It does take a while for it to settle down, and during this time I found my spectacles didn't work well- reading was difficult and I wasn't able to drive confidently - because, of course, the prescription in the first eye I had done was wildly different from before. And then, when the second one was done a few weeks later, there was a total period of four months before I could get a new prescription from the optician. You just have to be prepared for the total process to take about 6 months from the time the first eye is operated on, assuming the second eye is to be done a couple of months later, because as with any operation on a delicate part of the body, it has to have time to heal and for the eyeball to return to its normal shape. If you get your new prescription too soon, it would need changing again within a very short time. The prescription which was right for me at first needed changing a year later, once both eyes had fully settled down, so you have to be prepared for this as well. Also at first your brain needs to re-train to the new arrangements, like when you have a new prescription normally, as it has to get used to the new way of seeing.
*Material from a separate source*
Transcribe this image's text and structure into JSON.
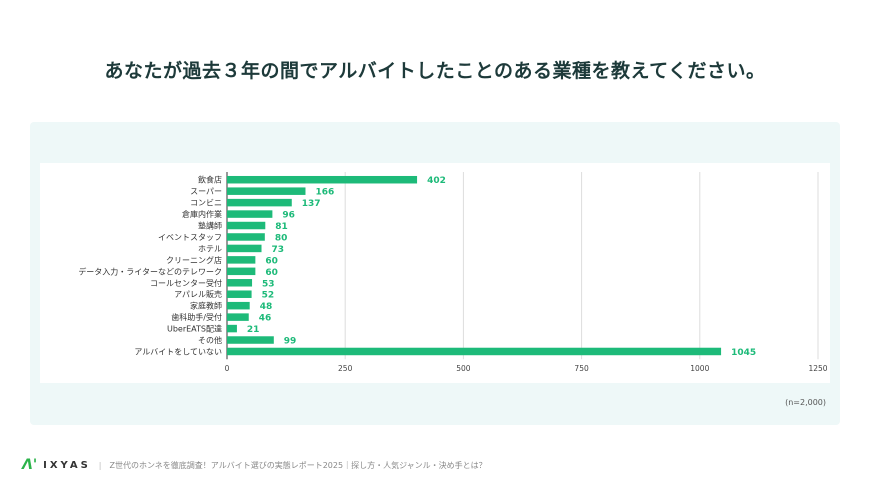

I was glad to have had it done for another reason - because of the 6-monthly checkups I was offered, I was diagnosed with early-stage normal pressure glaucoma, which has no obvious symptoms or sight impairments until it's well advanced. If I hadn't had my cataracts fixed, i wouldn't have had the specialist eye examinations which diagnosed this, so i'm grateful now to be on eye drops to slow or halt the progress of the glaucoma, plus regular tests to see how it's getting on. The type of pressure test used by an optician to diagnose glaucoma isn't sensitive enough to detect normal-pressure glaucoma, because as the name suggests, it's not due to high pressure within the eye, but to damage to the optic nerve itself.
I do hope your Mum will get on OK, - just keep on using the prescribed drops, that's very important to help with the healing. Yes I agree with Margaid about the possibility of allergy to drops containing preservative. The ones I had for glaucoma made my eyes really sore, but now i have the same drug in a prescription with no preservative. It comes in little dispensers holding a single dose, instead of in a bottle, so it's guaranteed sterile on application.